The deer and elk here are not people trained, nor are they at all tame. Nor are they the same deer and elk over and over. They spook very easy. We are way out in the boonies here, on a logging road that dies about a mile past us. Out here are literally 100s of square miles of nothing but logging roads and trees around us. We have over 100 acres here. They wander in here for the apple trees and easy pickings in my gardens. That does not make they 'easy game' in the sence that you are referring to. They are just as tough to shoot here as up in the mountains behind us. 

The turkeys are another matter. They seem to like the people fringe, and wander around the range of private properties out here. They go for miles in a day, all over. Huge groups, and smaller groups. We had a peacock come in with a flock of turkeys last year. Turned out to belong to a lady a few miles down the road and we returned it to her last month.


----------



## musch (Mar 26, 2007)

I know what you mean. I sat watching deer wander around for two days right in front of my stand last year. 
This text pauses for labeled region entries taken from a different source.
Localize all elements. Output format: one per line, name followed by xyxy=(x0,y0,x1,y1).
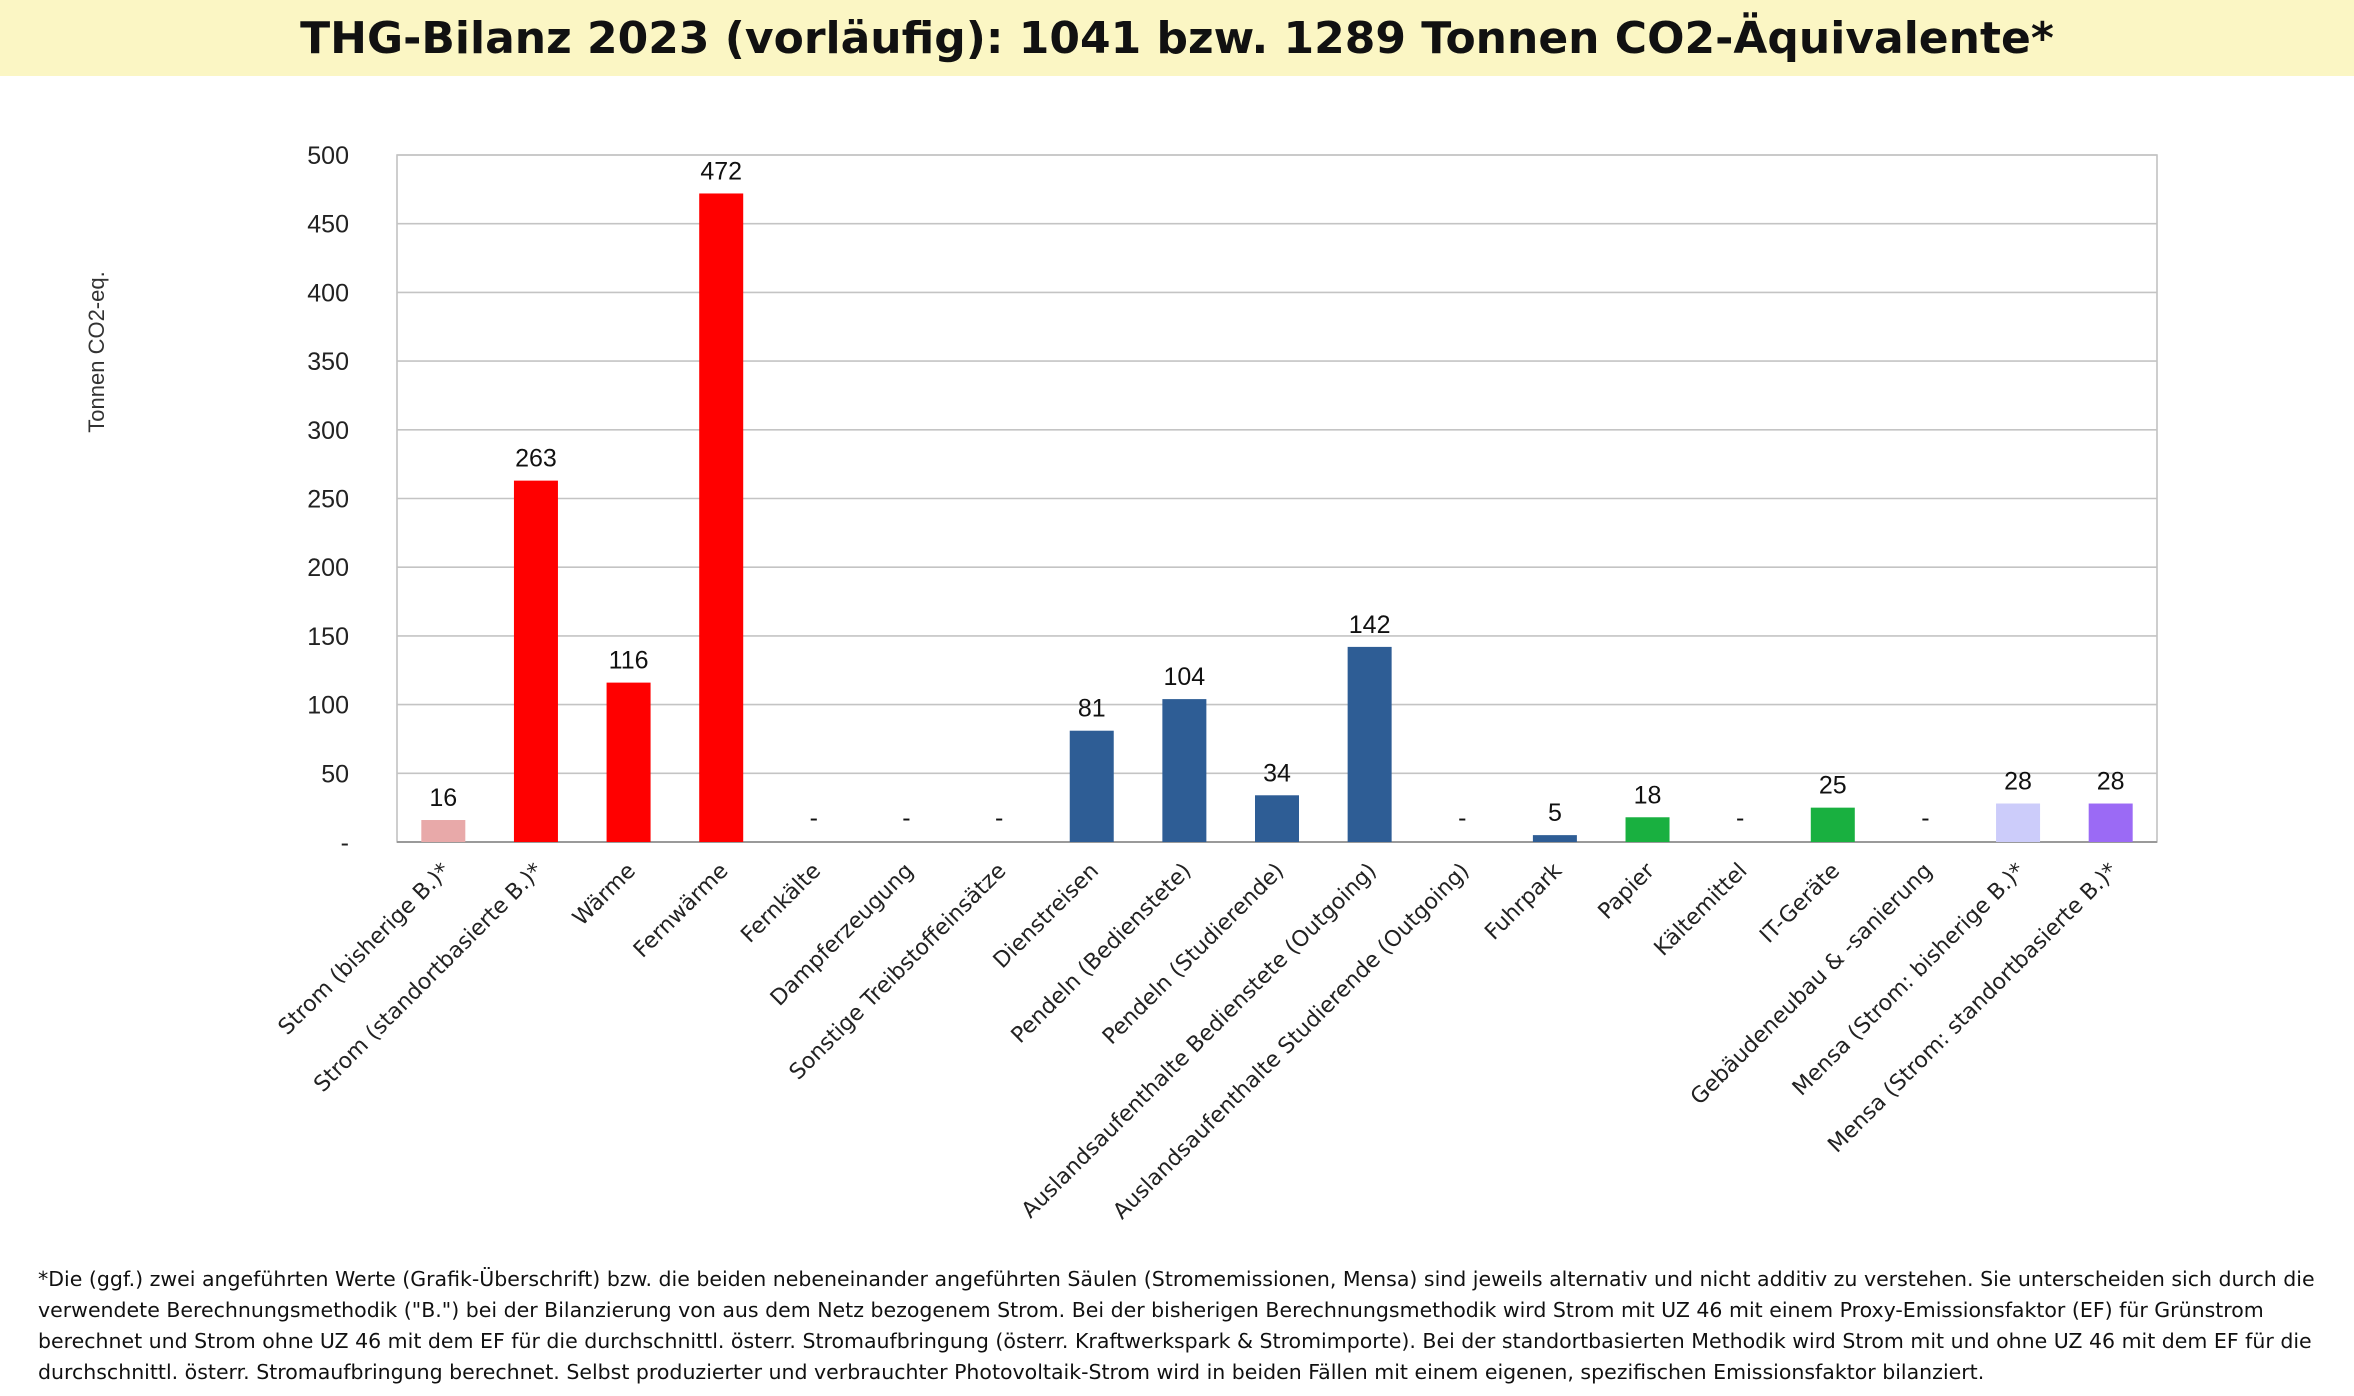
title-bar: THG-Bilanz 2023 (vorläufig): 1041 bzw. 1… xyxy=(0,0,2354,76)
chart-title: THG-Bilanz 2023 (vorläufig): 1041 bzw. 1… xyxy=(300,12,2054,64)
data-labels: 16 263 116 472 - - - 81 104 34 142 - 5 18 - 25 - 28 28 xyxy=(429,157,2124,832)
x-category-label: Fernkälte xyxy=(736,859,826,949)
data-label: 116 xyxy=(609,647,649,675)
y-axis-ticks: - 50 100 150 200 250 300 350 400 450 500 xyxy=(307,142,349,857)
data-label: - xyxy=(995,804,1003,832)
y-tick-label: 500 xyxy=(307,142,349,170)
data-label: - xyxy=(1921,804,1929,832)
x-category-label: IT-Geräte xyxy=(1755,859,1845,949)
x-category-label: Auslandsaufenthalte Studierende (Outgoin… xyxy=(1109,859,1475,1225)
bar xyxy=(1810,807,1855,842)
x-axis-category-labels: Strom (bisherige B.)*Strom (standortbasi… xyxy=(274,858,2123,1225)
data-label: - xyxy=(810,804,818,832)
bar xyxy=(1162,699,1207,842)
x-category-label: Kältemittel xyxy=(1650,859,1753,962)
footnote: *Die (ggf.) zwei angeführten Werte (Graf… xyxy=(38,1267,2315,1384)
x-category-label: Papier xyxy=(1594,858,1661,925)
data-label: 104 xyxy=(1164,663,1206,691)
bar xyxy=(1625,817,1670,842)
bar-chart: - 50 100 150 200 250 300 350 400 450 500 16 263 116 4… xyxy=(84,142,2158,1225)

Finally the third day, I spotted the right 8 pointer. 

But just to shoot a deer? Piece of cake. Couple of friends got does to fill the freezer. 

Turkeys, on the other hand, are still fascinating to me. I am hooked on turkey hunting, as I have only been doing it a few years, and they are much more of a challenge, where I have been hunting, anyways.


----------



## ropensaddle (Mar 27, 2007)

musch said:


> I know what you mean. I sat watching deer wander around for two days right in front of my stand last year.
> 
> Finally the third day, I spotted the right 8 pointer.
> 
> ...


challenge is right they literally have eyes in the back of there heads and after opening day the dumb ones are dead! Here retirees are a hunters nightmare they have all the time in the world go around two weeks before season to all plots and locate. They usually focus on easy to get to birds, so I hunt way in usually two miles is far enough away from roads to get on birds that will at least talk. I hate when they hen up but I usually get a few chances with enough persistence and work. The next gobbler I get I think I will mount in strut instead of just the fan because they are a true trophy.:rockn:


----------



## 046 (Mar 27, 2007)

really fortunate to have access to lands owned by Osage indians back before statehood. 

needless to say these are pristine deer hunting grounds.


----------